Mystery shopping is an often used tool for companies to monitor the customer experience and ensure that employees meet key operational standards. Sometimes, though, it can uncover more than that.
In the last 15 years, Ann Michaels & Associates has found that clients often times learn more about operations from their mystery shopping reports. Shoppers have reported a variety of additional information through keen observational and reporting skills, including:
- Incorrect product information
- Misinformation provided to customers, showing a trend by geography, which indicated that training procedures were not properly followed in a particular region of the company
- Employees, who are disgruntled or simply being overly honest, suggesting to customers that they visit the competitor because the prices are better
Most recently, an article out of the UK illustrated how a mystery shopping program uncovered the fact that bad advice was being offered to customers, likely as a result of the staff not following proper procedure in learning more about the customers and their financial situation prior to offering advice and suggestions.
Santander UK was recently fined 12.5 million after regulators employed a mystery shopping program which revealed significant failings in providing financial advice to customers.
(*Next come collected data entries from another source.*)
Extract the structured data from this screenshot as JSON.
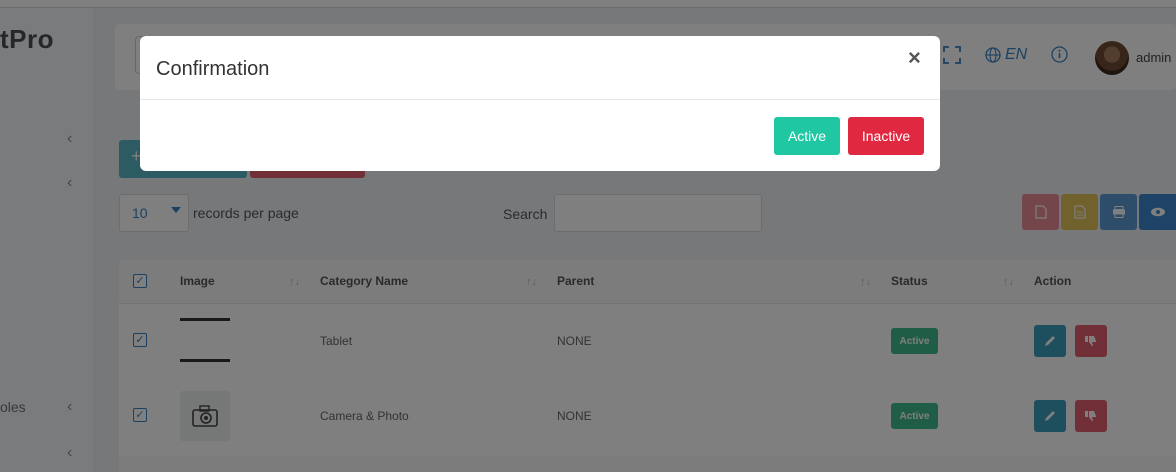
{
  "app": {
    "brand": "tPro",
    "admin_name": "admin",
    "language": "EN"
  },
  "sidebar": {
    "items": [
      {
        "label": "oles"
      }
    ]
  },
  "toolbar": {
    "page_length": "10",
    "records_label": "records per page",
    "search_label": "Search",
    "search_value": ""
  },
  "table": {
    "columns": [
      "Image",
      "Category Name",
      "Parent",
      "Status",
      "Action"
    ],
    "rows": [
      {
        "category": "Tablet",
        "parent": "NONE",
        "status": "Active",
        "image_icon": "tablet-image"
      },
      {
        "category": "Camera & Photo",
        "parent": "NONE",
        "status": "Active",
        "image_icon": "camera-icon"
      }
    ]
  },
  "modal": {
    "title": "Confirmation",
    "close_label": "×",
    "active_label": "Active",
    "inactive_label": "Inactive"
  },
  "colors": {
    "active_button": "#1fc8a2",
    "inactive_button": "#e02940",
    "status_badge": "#3fba8c",
    "primary": "#3b82c4"
  }
}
The exercise showed that Santander UK was deficient in the following areas:
* failed to make sure that its advisers were fully getting to grips with customers’ personal circumstances before making a recommendation, including understanding how much risk they were willing to take;
* failed to ensure that customers investing were given clear and not misleading information about its products and services;
* for Premium Investments, failed to carry out regular ongoing checks to ensure the investment was still meeting customer needs;
* failed to make sure new advisers were properly trained before being allowed to give investment advice; and
* failed to properly monitor the quality of investment advice which meant that, where poor advice was given, it was not always picked up.
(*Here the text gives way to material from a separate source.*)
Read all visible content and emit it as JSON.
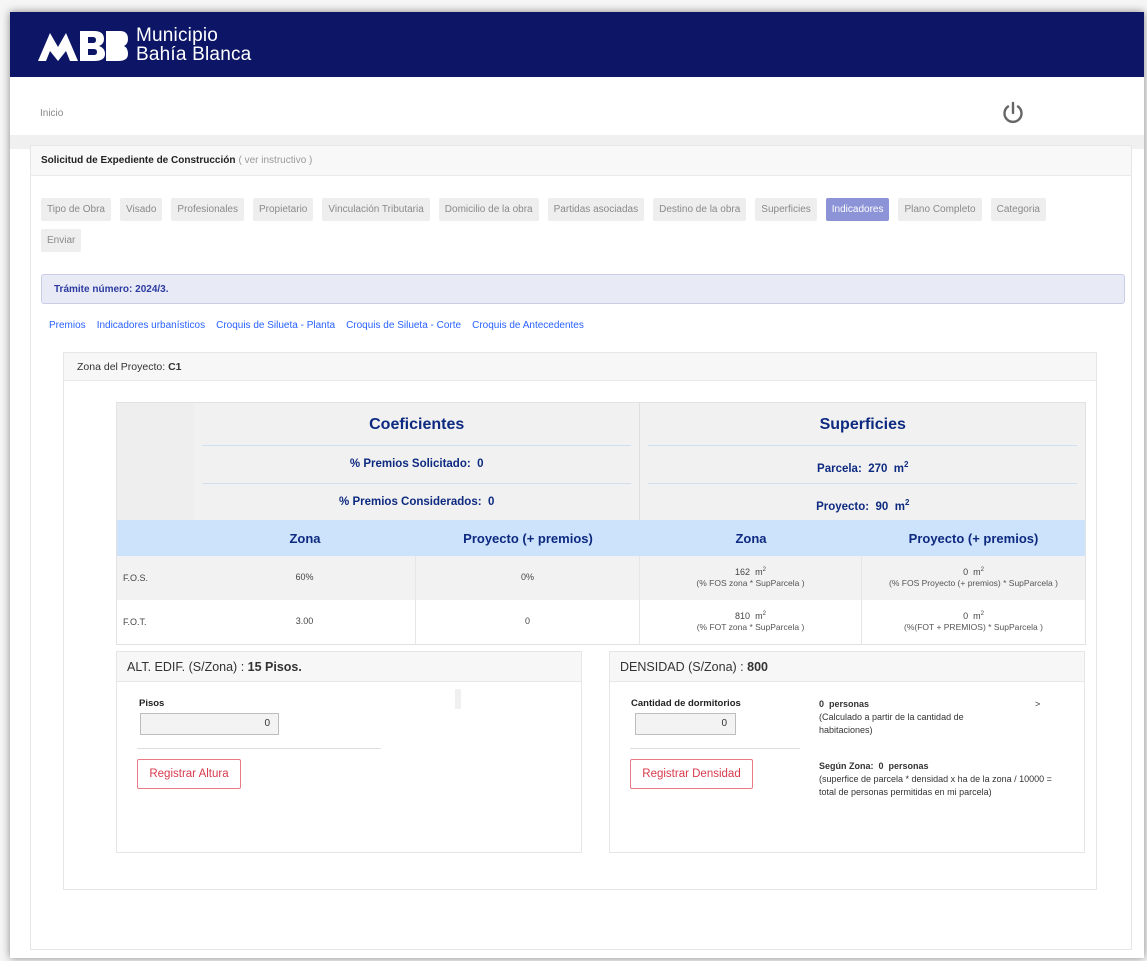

Financial advice is a tricky subject, and consumers need a lot of help and guidance in this area. Unfortunately, for those who do not know much in this area tend to rely heavily on advisors, and trust that they are providing the customer with accurate information and make suggestions that are best for them. In this case, it uncovered the fact that this was not happening, and much of it revolves around training and monitoring of the staff.
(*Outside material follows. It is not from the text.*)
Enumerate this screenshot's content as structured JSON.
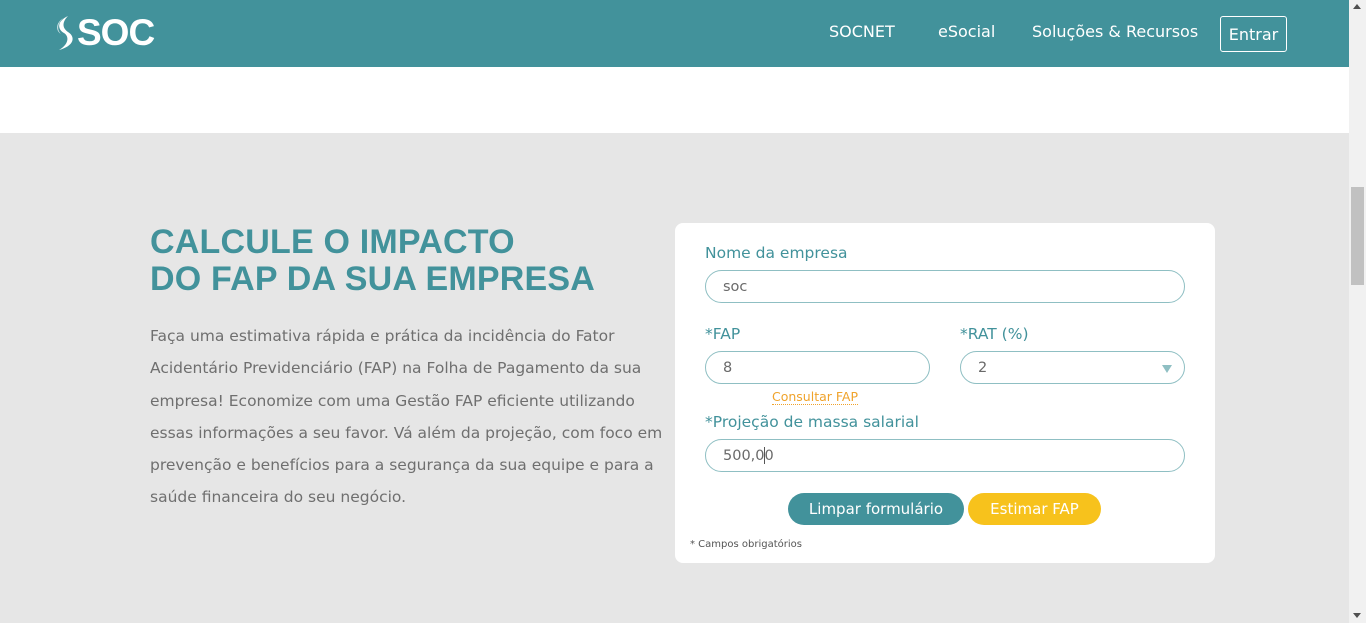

When consumer trust is broken, especially on a large scale such as this example, it’s hard to recover as a company. When this concern was first brought to light, Santander UK made the decision to halt advice offerings at its branches, and ultimately closed down the division. It’s a sad ending for this story, but its one that highlights the importance of continually monitoring staff performance, knowledge, and insight, especially in the area of financial investments. It’s better to implement an ongoing measurement program in a proactive manner to pinpoint challenges early on rather than finding out the hard way.